Conclusions and future directions

Only two naturally contagious cancers have been described, CTVT in dogs and DFTD in Tasmanian devils. DFTD is an example of a contagious cancer that has had a devastating effect on the host, reducing the Tasmanian devil population drastically, whereas CTVT is more benign, coexisting over a long period of time with its host. Whether CTVT was once a more aggressive tumour and had a more significant impact on its host is an open question. Many other questions remain unanswered in the development of both DFTD and CTVT. For example, the dynamics of transmission are poorly understood; in a natural setting how many DFTD and CTVT cells are required for tumour growth? Is there an ideal time-point for transmission of these tumours? Do proliferating cells (cancer stem cells) need to be transmitted? What is the interplay of immune evasion and MHC genetics in the success of these tumours?

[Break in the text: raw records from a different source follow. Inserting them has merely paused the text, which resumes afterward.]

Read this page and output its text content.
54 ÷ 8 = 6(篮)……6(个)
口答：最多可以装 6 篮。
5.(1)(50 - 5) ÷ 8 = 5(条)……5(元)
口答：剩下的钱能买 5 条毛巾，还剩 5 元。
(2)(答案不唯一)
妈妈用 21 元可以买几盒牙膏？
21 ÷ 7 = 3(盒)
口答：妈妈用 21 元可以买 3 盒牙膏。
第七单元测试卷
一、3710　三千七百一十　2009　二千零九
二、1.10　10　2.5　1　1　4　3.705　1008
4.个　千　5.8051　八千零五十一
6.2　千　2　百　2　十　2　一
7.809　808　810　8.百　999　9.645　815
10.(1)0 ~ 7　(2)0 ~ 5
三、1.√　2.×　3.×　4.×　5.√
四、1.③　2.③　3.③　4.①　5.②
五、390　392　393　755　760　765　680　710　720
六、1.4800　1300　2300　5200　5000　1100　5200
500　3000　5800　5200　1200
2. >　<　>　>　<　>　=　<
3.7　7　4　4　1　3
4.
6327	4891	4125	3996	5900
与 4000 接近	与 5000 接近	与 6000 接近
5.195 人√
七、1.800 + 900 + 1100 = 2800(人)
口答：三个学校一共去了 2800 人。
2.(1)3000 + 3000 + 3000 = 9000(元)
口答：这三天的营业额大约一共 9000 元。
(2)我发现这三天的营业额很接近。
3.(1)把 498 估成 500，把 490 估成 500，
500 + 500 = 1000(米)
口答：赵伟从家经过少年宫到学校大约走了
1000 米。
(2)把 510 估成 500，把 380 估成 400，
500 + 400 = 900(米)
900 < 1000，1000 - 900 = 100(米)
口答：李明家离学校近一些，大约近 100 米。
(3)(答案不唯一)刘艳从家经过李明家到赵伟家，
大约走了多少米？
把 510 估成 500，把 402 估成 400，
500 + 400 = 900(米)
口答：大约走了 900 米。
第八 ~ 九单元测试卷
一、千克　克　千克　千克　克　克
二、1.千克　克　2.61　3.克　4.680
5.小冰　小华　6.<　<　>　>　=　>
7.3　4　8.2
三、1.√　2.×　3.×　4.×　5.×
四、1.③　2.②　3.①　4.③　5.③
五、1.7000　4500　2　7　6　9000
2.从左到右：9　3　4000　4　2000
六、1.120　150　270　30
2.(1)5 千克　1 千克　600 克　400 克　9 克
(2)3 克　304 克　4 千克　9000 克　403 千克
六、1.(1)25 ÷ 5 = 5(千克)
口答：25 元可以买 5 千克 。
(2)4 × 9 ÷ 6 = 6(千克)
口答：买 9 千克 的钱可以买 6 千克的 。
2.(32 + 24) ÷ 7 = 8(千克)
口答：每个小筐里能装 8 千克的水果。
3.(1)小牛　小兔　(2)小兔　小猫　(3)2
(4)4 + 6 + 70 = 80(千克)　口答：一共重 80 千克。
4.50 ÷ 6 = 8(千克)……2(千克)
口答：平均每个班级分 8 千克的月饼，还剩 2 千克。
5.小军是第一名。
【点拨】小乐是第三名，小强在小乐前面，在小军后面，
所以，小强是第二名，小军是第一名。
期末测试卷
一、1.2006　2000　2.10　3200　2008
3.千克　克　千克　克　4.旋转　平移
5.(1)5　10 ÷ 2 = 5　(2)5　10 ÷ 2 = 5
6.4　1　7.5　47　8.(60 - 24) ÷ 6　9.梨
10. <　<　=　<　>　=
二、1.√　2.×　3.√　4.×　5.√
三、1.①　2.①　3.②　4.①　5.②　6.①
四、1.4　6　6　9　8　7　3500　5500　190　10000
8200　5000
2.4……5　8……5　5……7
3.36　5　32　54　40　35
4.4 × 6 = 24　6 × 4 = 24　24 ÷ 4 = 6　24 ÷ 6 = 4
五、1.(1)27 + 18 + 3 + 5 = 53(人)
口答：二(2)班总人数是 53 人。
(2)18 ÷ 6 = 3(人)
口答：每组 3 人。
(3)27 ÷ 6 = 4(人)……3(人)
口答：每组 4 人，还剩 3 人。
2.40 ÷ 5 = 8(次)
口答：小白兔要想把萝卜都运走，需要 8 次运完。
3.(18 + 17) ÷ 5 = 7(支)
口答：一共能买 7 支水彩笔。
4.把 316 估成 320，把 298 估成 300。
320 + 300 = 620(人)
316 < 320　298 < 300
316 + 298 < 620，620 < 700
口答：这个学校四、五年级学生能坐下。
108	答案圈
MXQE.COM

With further investigation of the immune escape mechanisms of DFTD cells, we hope to unravel how a contagious cancer can emerge, the more general requirements for transmissibility and fundamental mechanisms of tumour immune evasion and evolution. Most importantly, our understanding of how DFTD cells evade the immune response should reveal how to reverse these mechanisms and develop a vaccine against DFTD.